Unless anyone else has some good ideas


----------



## pineywoods (Dec 31, 2018)

In a MES I would think 2 pellet smokers would be too much and would go to 1, I run 2 in my smokehouse which is well over double the size of that MES


----------



## disco (Dec 31, 2018)

I agree that one pellet smoker is likely enough. As for the temperature in the MES. Some cold smoke which means you just want it to be above freezing to room temperature. Just smoke to the level of smoke you like. You can also hot smoke around 180 F. I like to take it to an internal temperature of 130 F to make it easy to slice. Some take it to 150 F to make it safe to eat without further cooking.


----------



## chappy4o (Dec 31, 2018)

Okay, thanks for the input, last time I did this I used 2 smokers with hickory and I remember that was a little strong but I also went for something like 24 or 34 hours.


----------



## chappy4o (Dec 31, 2018)

Okay so new update,  4.5 hrs in and it's beginning to snow. . . . Any tips?


----------



## pineywoods (Dec 31, 2018)

Maybe rig something over the smoker and try to continue if that's not what you want to do you can always pull it out of the smoker and put in fridge and try the smoke again tomorrow.


----------



## chappy4o (Dec 31, 2018)

pineywoods said:


> Maybe rig something over the smoker and try to continue if that's not what you want to do you can always pull it out of the smoker and put in fridge and try the smoke again tomorrow.



Thanks for the tip, the smoker sits under my porch awning and besides that, the snow was light and didn't last very long.

However. . . . I'm finally about done with the smoke, should I let it sit at room temp for a while or can I wrap in foil and stuff in the refeer until I'm ready to slice?


----------



## pineywoods (Dec 31, 2018)

I would guess if it's that cold there it will cool pretty fast then into fridge


----------



## chappy4o (Dec 31, 2018)

Thanks, that's kind of what I was thinking, I'm showing 27* on my weather app, ~100* smoker temp and my thermopen is showing about 98* internal temp. You think it would be ok to wrap right away and into the fridge? Or is there something with the chemistry of the process that requires it to come down in temp naturally?


pineywoods said:


> I would guess if it's that cold there it will cool pretty fast then into fridge


----------



## pineywoods (Dec 31, 2018)

At 27 outside I'm thinking shut the smoker off and by the time you get them in the house wrap on it will have cooled plenty enough


----------



## chappy4o (Dec 31, 2018)

pineywoods said:


> At 27 outside I'm thinking shut the smoker off and by the time you get them in the house wrap on it will have cooled plenty enough



Thanks a ton! Plus I gotta take q-view pics


----------



## chappy4o (Dec 31, 2018)




----------



## pineywoods (Jan 1, 2019)

Your welcome that's what we are here for.

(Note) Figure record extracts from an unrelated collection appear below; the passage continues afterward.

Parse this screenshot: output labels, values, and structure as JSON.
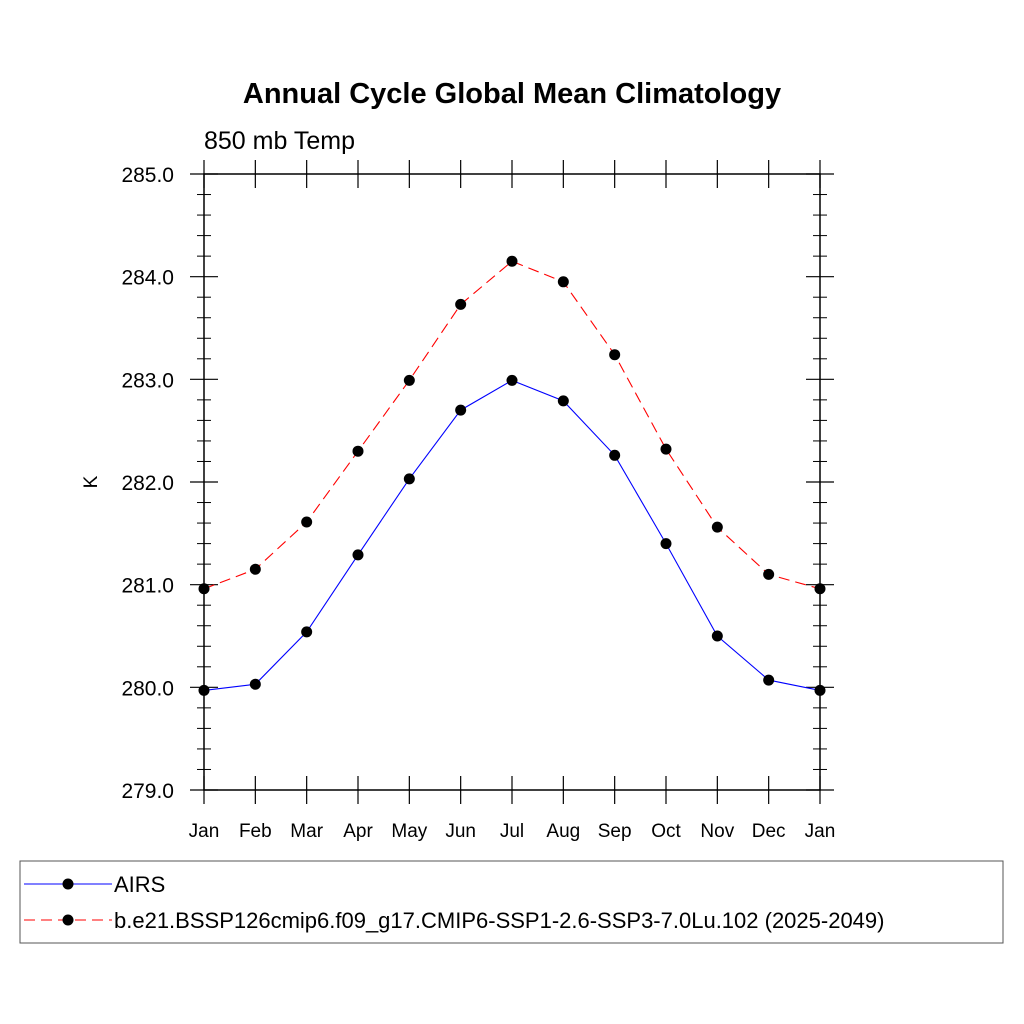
{
  "chart_data": {
    "type": "line",
    "title": "Annual Cycle Global Mean Climatology",
    "subtitle": "850 mb Temp",
    "xlabel": "",
    "ylabel": "K",
    "ylim": [
      279.0,
      285.0
    ],
    "yticks": [
      "279.0",
      "280.0",
      "281.0",
      "282.0",
      "283.0",
      "284.0",
      "285.0"
    ],
    "categories": [
      "Jan",
      "Feb",
      "Mar",
      "Apr",
      "May",
      "Jun",
      "Jul",
      "Aug",
      "Sep",
      "Oct",
      "Nov",
      "Dec",
      "Jan"
    ],
    "grid": false,
    "legend_position": "bottom",
    "series": [
      {
        "name": "AIRS",
        "color": "#0000ff",
        "dashed": false,
        "values": [
          279.97,
          280.03,
          280.54,
          281.29,
          282.03,
          282.7,
          282.99,
          282.79,
          282.26,
          281.4,
          280.5,
          280.07,
          279.97
        ]
      },
      {
        "name": "b.e21.BSSP126cmip6.f09_g17.CMIP6-SSP1-2.6-SSP3-7.0Lu.102 (2025-2049)",
        "color": "#ff0000",
        "dashed": true,
        "values": [
          280.96,
          281.15,
          281.61,
          282.3,
          282.99,
          283.73,
          284.15,
          283.95,
          283.24,
          282.32,
          281.56,
          281.1,
          280.96
        ]
      }
    ]
  }
}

Looks good I look forward to the sliced Qview and hearing your thoughts after eating some of it


----------



## chappy4o (Jan 1, 2019)

DedDefinit, that comes tomorrow


----------



## pineywoods (Jan 1, 2019)

Do me a favor don't slice it all tomorrow leave at least one piece in the fridge for 3-4 days then slice it. Then see if you can tell any difference between them. Many feel (including me) that after the smoke a few days in the fridge allows the smoke to sort of meld and even out.


----------



## bmudd14474 (Jan 1, 2019)

pineywoods said:


> Do me a favor don't slice it all tomorrow leave at least one piece in the fridge for 3-4 days then slice it. Then see if you can tell any difference between them. Many feel (including me) that after the smoke a few days in the fridge allows the smoke to sort of meld and even out.



I agree. Usually wait 3 days here minimal after smoking.


----------



## chappy4o (Jan 1, 2019)

Well unfortunately I don't own a slicer and I'll be using my friends so I can't really do much about it, I didn't Know about letting it sit for three days so I made plans with him to do it tomorrow. . . . We'll see


----------